Choose VM-1 from the Backend hostname and leave the other default, click ‘Add’ and continue with the next Public IP attachment.
Next on the Backend pool, we are asked to configure Heath Probes, this will make sure the Backend of our application is healthy and running. For now, we are leaving this as default to (/) which indicates, that anything on our domain without any routing should give us a Healthy signal to our backend application.
Also, on the Protocol, we are choosing HTTP instead of HTTPS, cause we don’t have the certificate ready. On the probe method, we are using HEAD which is a bit simpler to GET as we don’t need to pass the body.
On the Load Balancer, 4 health check as default is fine for now.
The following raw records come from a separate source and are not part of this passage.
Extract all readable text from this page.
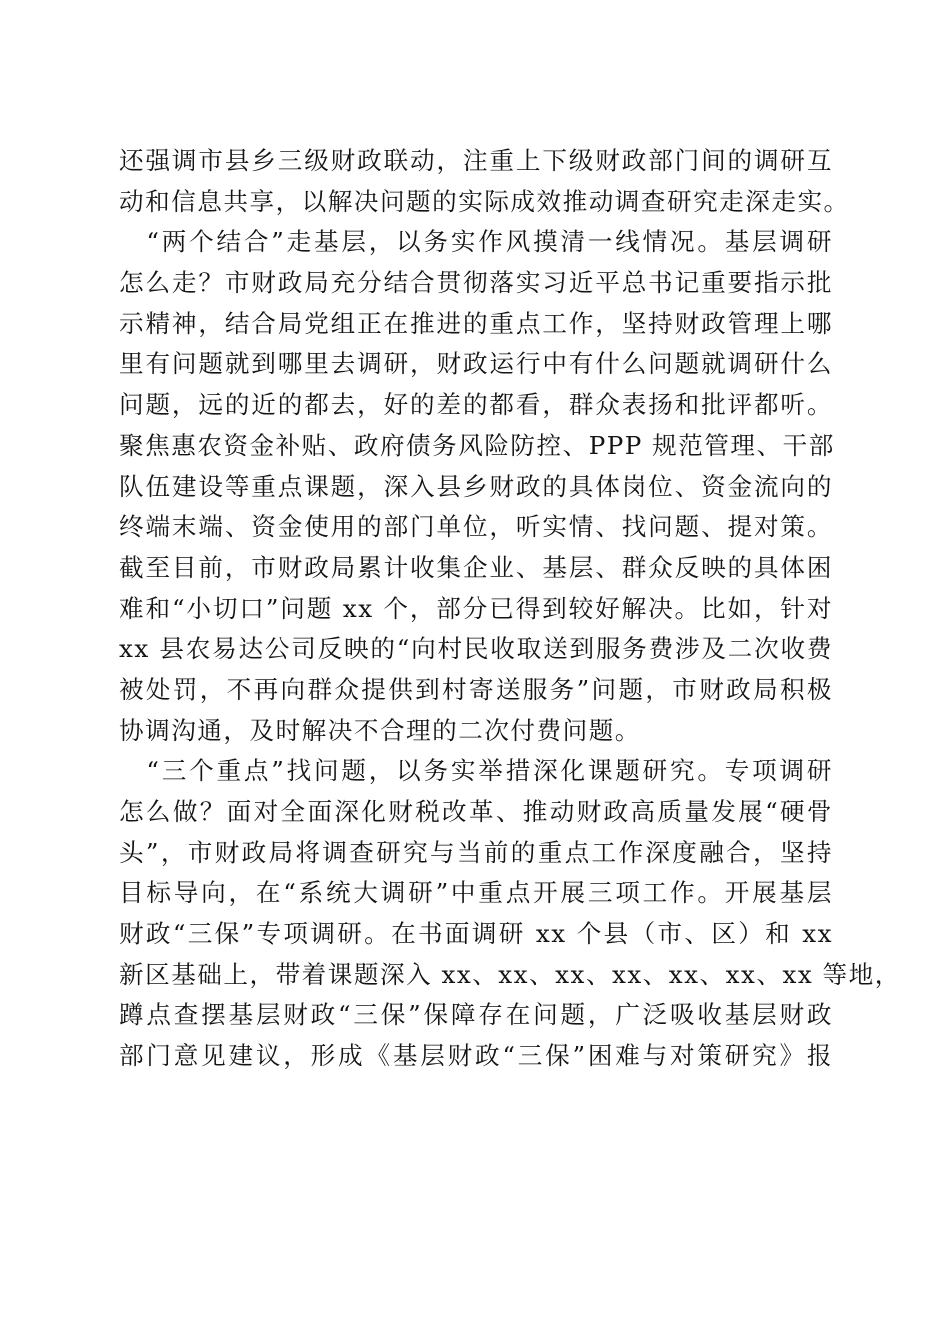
还强调市县乡三级财政联动，注重上下级财政部门间的调研互
动和信息共享，以解决问题的实际成效推动调查研究走深走实。
　“两个结合”走基层，以务实作风摸清一线情况。基层调研
怎么走？市财政局充分结合贯彻落实习近平总书记重要指示批
示精神，结合局党组正在推进的重点工作，坚持财政管理上哪
里有问题就到哪里去调研，财政运行中有什么问题就调研什么
问题，远的近的都去，好的差的都看，群众表扬和批评都听。
聚焦惠农资金补贴、政府债务风险防控、PPP 规范管理、干部
队伍建设等重点课题，深入县乡财政的具体岗位、资金流向的
终端末端、资金使用的部门单位，听实情、找问题、提对策。
截至目前，市财政局累计收集企业、基层、群众反映的具体困
难和“小切口”问题 xx 个，部分已得到较好解决。比如，针对
xx 县农易达公司反映的“向村民收取送到服务费涉及二次收费
被处罚，不再向群众提供到村寄送服务”问题，市财政局积极
协调沟通，及时解决不合理的二次付费问题。
　“三个重点”找问题，以务实举措深化课题研究。专项调研
怎么做？面对全面深化财税改革、推动财政高质量发展“硬骨
头”，市财政局将调查研究与当前的重点工作深度融合，坚持
目标导向，在“系统大调研”中重点开展三项工作。开展基层
财政“三保”专项调研。在书面调研 xx 个县（市、区）和 xx
新区基础上，带着课题深入 xx、xx、xx、xx、xx、xx、xx 等地，
蹲点查摆基层财政“三保”保障存在问题，广泛吸收基层财政
部门意见建议，形成《基层财政“三保”困难与对策研究》报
Finally, click on “Add” and our Backend pool card is complete.
3.3 Routing Rules: On the routing rules card, click on Add (+) icon to create one.
Here, provide a routing rule name and select HTTP only. Our web applications are running in HTTP thus this is the accepted protocol for now.
Next, we have Frontend/Domains to configure, we can choose frontend domains, we are attaching the frontend app we created earlier in the 3.1 section.
On the Patterns to Match, we have a default rule set to root (/*) thus all of our traffic will be through this rule.
On the routing rules, we have routing details to set up. Here we have two options, we can either forward traffic to a certain backend pool or redirect to any available type (301, 302, 307, 308). Here we want our traffic to our backend application thus, choosing the one we created earlier to HTTP only. We could as well enable caching to our application, for now, Disabled is fine. Click on “Add” and continue to the next step.
Once the Routing rules configuration is completed, we now have this portion completed.
Step 4: Next, add tags to the Front Door configuration.
Step 5: Review the details and click on “Create.” During creation, we could as well download the template to reuse it again to configure a similar setup next time.
Once the process is completed, we could see the following in our Resource group. On the Location column, you could see UK South, US West and Global. The Global location is from our recent Back door configuration.
Step 6: Click on the Front Door service, you might get overwhelmed with the tools and integration that come with the Frontdoor, this has everything we need for monitoring, alerts, diagnostics, logs, designer, cache purge, firewall, and so on.
Result
The whole scope of the lab is content delivery, on my current location ‘Nepal,’ when I open the Front Door and provide a hostname, I’m redirected to the UK-South region cause the UK is nearer to Nepal (7k KM) approx than the US (12k KM) approx.
We can as well test this with VPN, I’ve set opera with VPN to America’s location, and I’m now routed to US West 3 region.